By Evening We Had Regained
The Waterworks, A Most Important Point For Bloemfontein, And We
Held All The Line Of Hills Which Command It.
This strong position
would not have been gained so easily if it had not been for
Pole-Carew's and French's actions two days before, on their way to
join Rundle, which enabled them to turn it from the south.
Ian Hamilton, who had already done good service in the war, having
commanded the infantry at Elandslaagte, and been one of the most
prominent leaders in the defence of Ladysmith, takes from this time
onwards a more important and a more independent position. A thin,
aquiline man, of soft voice and gentle manners, he had already
proved more than once during his adventurous career that he not
only possessed in a high degree the courage of the soldier, but
also the equanimity and decision of the born leader. A languid
elegance in his bearing covered a shrewd brain and a soul of fire.
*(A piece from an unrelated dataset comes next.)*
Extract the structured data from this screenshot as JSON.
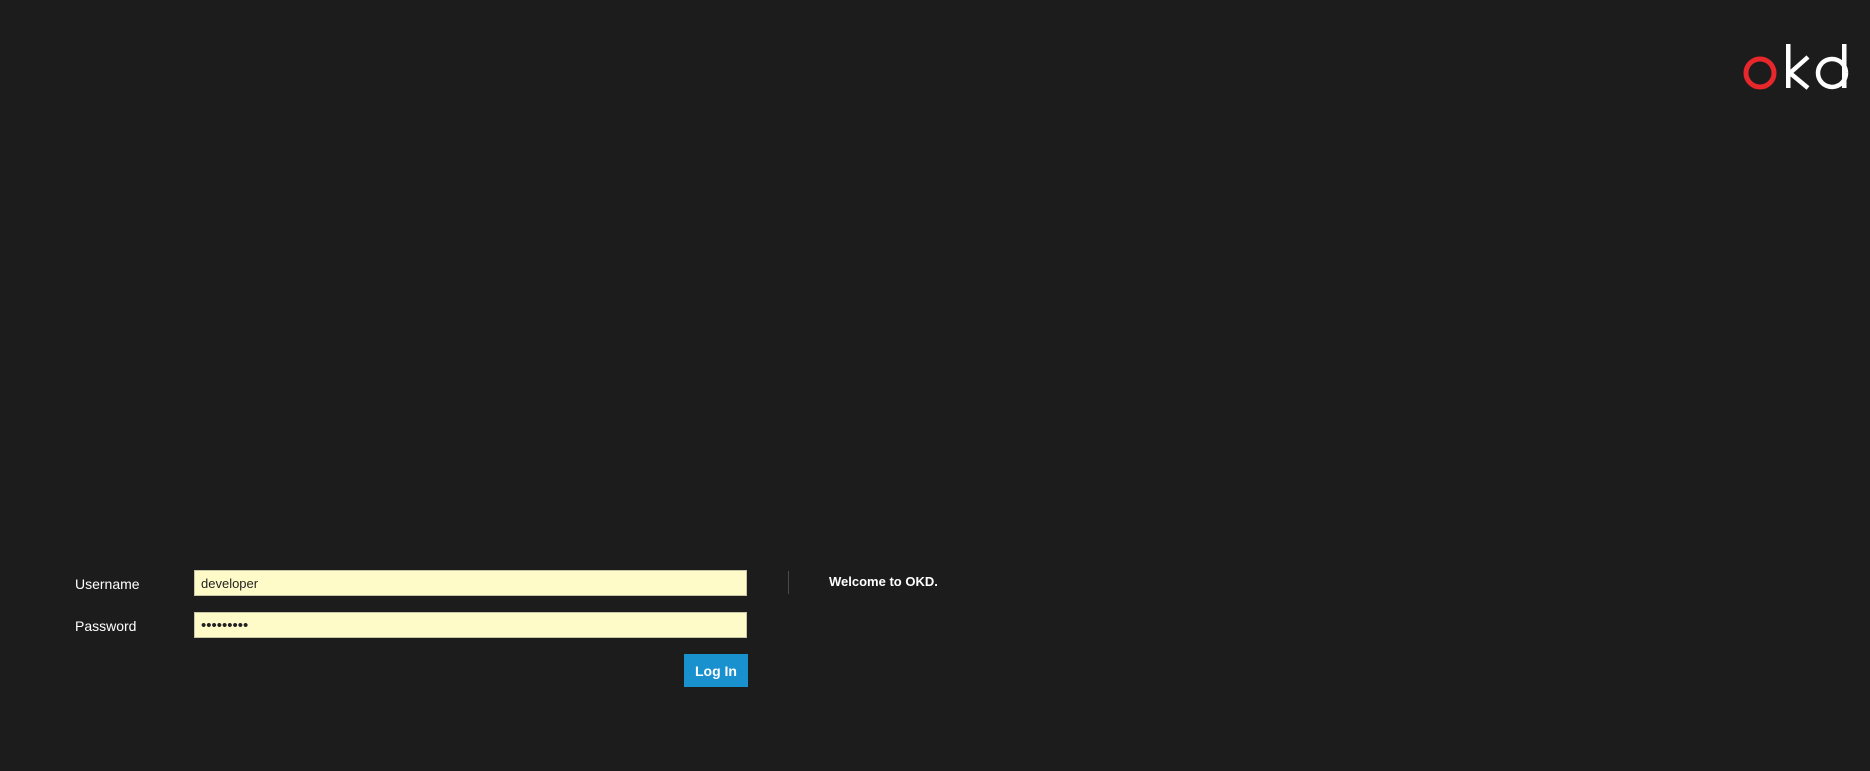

A distorted and half-paralysed hand reminded the observer that
Hamilton, as a young lieutenant, had known at Majuba what it was to
face the Boer rifles. Now, in his forty-seventh year, he had
returned, matured and formidable, to reverse the results of that
first deplorable campaign. This was the man to whom Lord Roberts
had entrusted the command of that powerful flanking column which
was eventually to form the right wing of his main advance. Being
reinforced upon the morning after the capture of the Waterworks by
the Highland Brigade, the Cornwalls, and two heavy naval guns, his
whole force amounted to not less than seven thousand men.